Lethal incident: Why would he say he paid?
Sharon Ragland stared in amazement: A Lethal Wrecker truck was backing straight into her friend's car. It was 4am on Sunday, March 30, and Ragland and her boyfriend, Anthony Barnett, were in the parking lot outside Club 216 on Water Street. Bryan Hall, the car's owner, was still inside the club.
According to both Ragland and Barnett, after hitting the back of Hall's car, the tow truck driver drove to the other side of the nightclub's parking lot– as if he were "getting ready to drive away"– but then Hall came out and they yelled at him that his car had been hit. Hall ran across the lot to the truck, which had stopped.
Hall, Barnett, and Ragland claim that the driver got out of his truck and declared, "I didn't do it!," to which Barnett pointed out that he and Ragland had seen the whole thing. At that point, the driver, Michael J. Easton, gave Hall his name and phone number, and said that he was insured by Geico. Hall claims Easton also asked him not to call the police, and promised to pay for the damage. He then drove off.

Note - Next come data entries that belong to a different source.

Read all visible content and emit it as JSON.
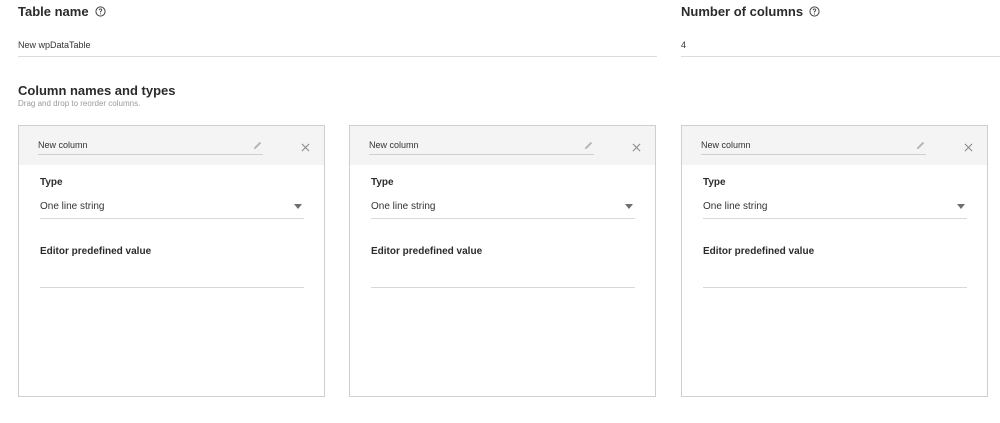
{
  "table_name": {
    "label": "Table name",
    "value": "New wpDataTable"
  },
  "num_columns": {
    "label": "Number of columns",
    "value": "4"
  },
  "columns_section": {
    "title": "Column names and types",
    "subtitle": "Drag and drop to reorder columns."
  },
  "columns": [
    {
      "name": "New column",
      "type_label": "Type",
      "type_value": "One line string",
      "editor_label": "Editor predefined value",
      "editor_value": ""
    },
    {
      "name": "New column",
      "type_label": "Type",
      "type_value": "One line string",
      "editor_label": "Editor predefined value",
      "editor_value": ""
    },
    {
      "name": "New column",
      "type_label": "Type",
      "type_value": "One line string",
      "editor_label": "Editor predefined value",
      "editor_value": ""
    }
  ],
  "icons": {
    "help": "help-circle-icon",
    "edit": "pencil-icon",
    "remove": "close-icon",
    "dropdown": "caret-down-icon"
  }
}
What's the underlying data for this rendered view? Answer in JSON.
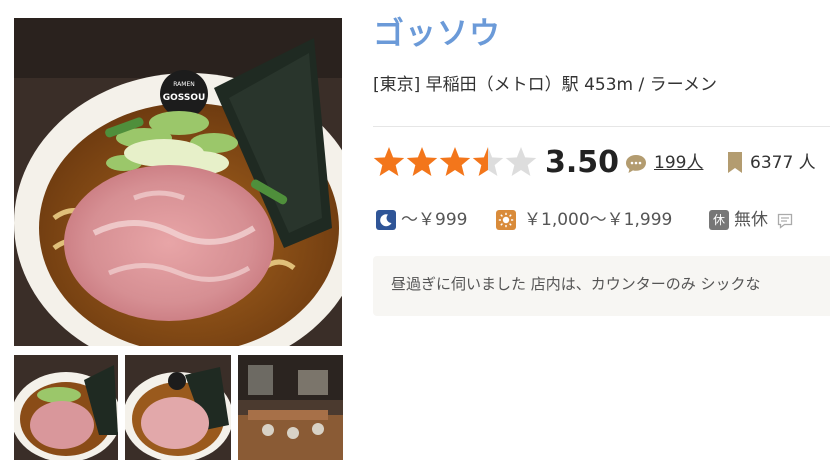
{
  "restaurant": {
    "name": "ゴッソウ",
    "area": "[東京]",
    "station": "早稲田（メトロ）駅",
    "distance": "453m",
    "separator": "/",
    "genre": "ラーメン"
  },
  "rating": {
    "score": "3.50",
    "stars_value": 3.5,
    "stars_max": 5,
    "star_color": "#f3761b",
    "star_empty_color": "#dddddd",
    "review_count": "199人",
    "save_count": "6377",
    "save_unit": "人"
  },
  "price": {
    "dinner_icon": "moon-icon",
    "dinner_price": "～￥999",
    "lunch_icon": "sun-icon",
    "lunch_price": "￥1,000～￥1,999",
    "holiday_icon_label": "休",
    "holiday_text": "無休"
  },
  "review_snippet": "昼過ぎに伺いました 店内は、カウンターのみ シックな",
  "photos": {
    "main_logo_top": "RAMEN",
    "main_logo_main": "GOSSOU"
  },
  "colors": {
    "title": "#6b9ad8",
    "dinner_badge": "#2f5597",
    "lunch_badge": "#d98b3a",
    "holiday_badge": "#777777"
  }
}
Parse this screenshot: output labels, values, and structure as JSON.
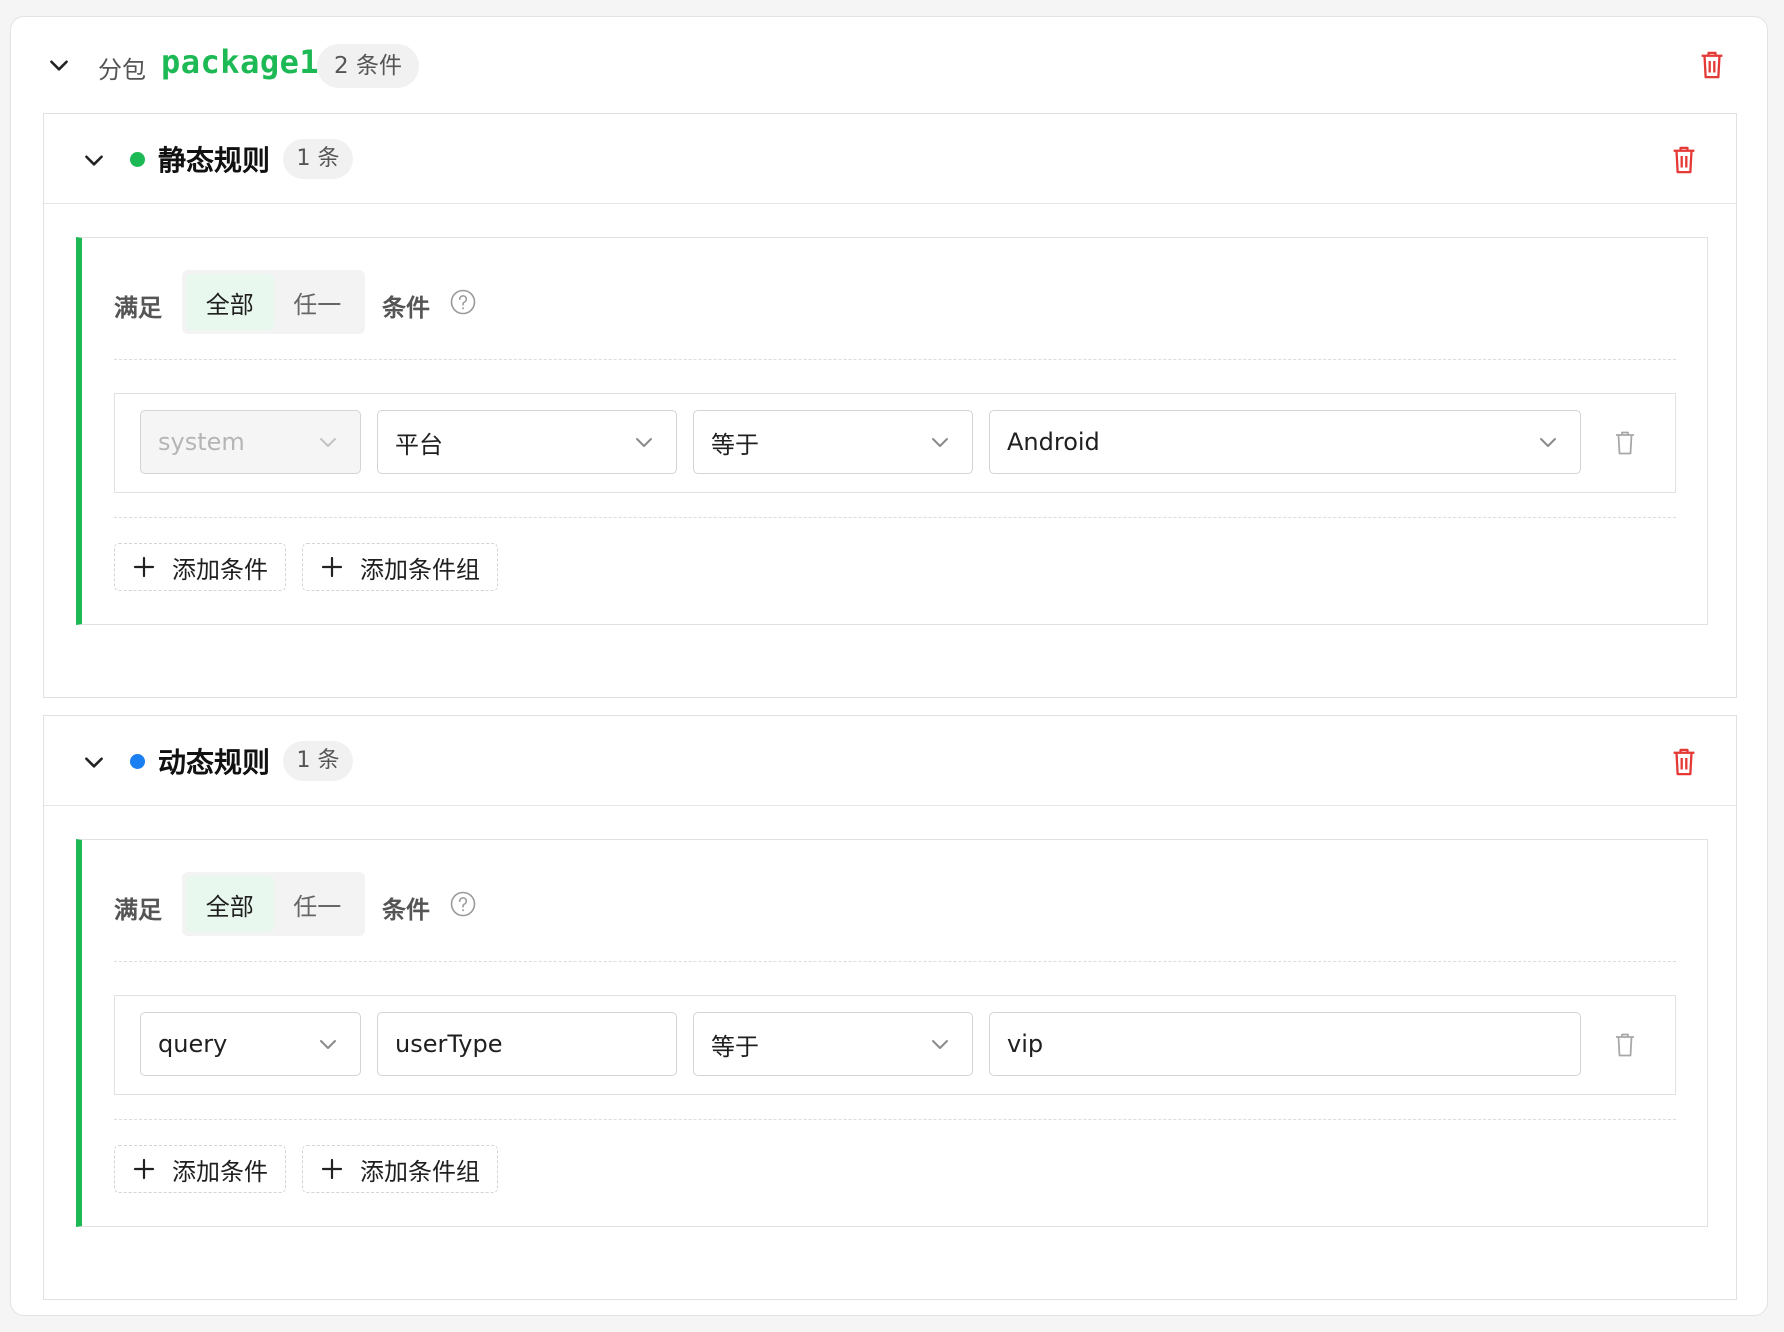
{
  "colors": {
    "brand_green": "#1db954",
    "danger_red": "#e53935",
    "dynamic_blue": "#1a7ff0"
  },
  "package": {
    "label": "分包",
    "name": "package1",
    "badge": "2 条件"
  },
  "static_rule": {
    "title": "静态规则",
    "badge": "1 条",
    "group": {
      "satisfy_label": "满足",
      "mode_all": "全部",
      "mode_any": "任一",
      "condition_label": "条件",
      "condition": {
        "source": "system",
        "field": "平台",
        "operator": "等于",
        "value": "Android"
      },
      "add_condition": "添加条件",
      "add_condition_group": "添加条件组"
    }
  },
  "dynamic_rule": {
    "title": "动态规则",
    "badge": "1 条",
    "group": {
      "satisfy_label": "满足",
      "mode_all": "全部",
      "mode_any": "任一",
      "condition_label": "条件",
      "condition": {
        "source": "query",
        "field": "userType",
        "operator": "等于",
        "value": "vip"
      },
      "add_condition": "添加条件",
      "add_condition_group": "添加条件组"
    }
  },
  "icons": {
    "collapse": "chevron-down-icon",
    "delete": "trash-icon",
    "help": "question-circle-icon",
    "add": "plus-icon",
    "dropdown": "chevron-down-icon"
  }
}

When Hall called Geico, however, the agent said that the company wasn't liable, since Easton had been driving a Lethal vehicle. Hall got an estimate for $371, but claims Easton said it was too high. The next one was for $600. At that point, Hall claims, Easton stopped responding to his calls. Hall began trying to reach Lethal's owner, George Morris, but he was "always out" when Hall called. Finally, he contacted me.
I spoke with Easton, who denied having hit Hall's car.
"My truck was parked 200 yards from his car," he said, and claimed he was only there because he'd gotten a service call to unlock a car.
According to Easton, even though he hadn't hit Hall's car, he paid him $75 on the spot, which is what he believed the damage was worth. Hall, Barnett, and Ragland all deny that Easton gave Hall any money. Easton also claims he later paid Hall the $371 from the first estimate. Finally, Easton denies that he asked Hall not to call the police: "I told him to call the cops," he told me.
"Why," I asked, "would you pay Hall almost $450 if you weren't responsible?" Because tow-truck drivers are always getting wrongly accused of hitting cars, he replied, adding, "Who needs the trouble?"
I then asked whether his boss expects Lethal employees to pay for damages they haven't caused, and he answered, "Yes– we pay for it, regardless of whether we hit it." However, when I asked Lethal boss Morris if that's his policy, he replied, "No, it's not." He also stated that Easton had not been on a Lethal call at the time of the incident.
The day after I spoke with Easton, he left a voice-mail message for Hall (which I've heard) that was so unsettling, Hall took the tape to the police. After identifying himself and calling Hall a vulgar name, he states that he's paid Hall and has "two witnesses." "If you don't like it," he says, "why don't you come down here?" The "here" is Lethal's office– not a place Hall felt inclined to drop in on right then.
Easton has cut a wide swath in local courts; he's been convicted twice of being drunk in public, first in Albemarle County General District Court (1994) and later in Charlottesville General District Court (1999). He's also been charged in one or the other venue for trespassing, damage to private property, assault and battery, disorderly conduct, driving on a suspended license, bad checks, and failure to appear. None of those charges, however, stuck.
Hall claims that in the end, Morris said he'd pay Hall his $371 if I'd kill the story. Obviously, I declined.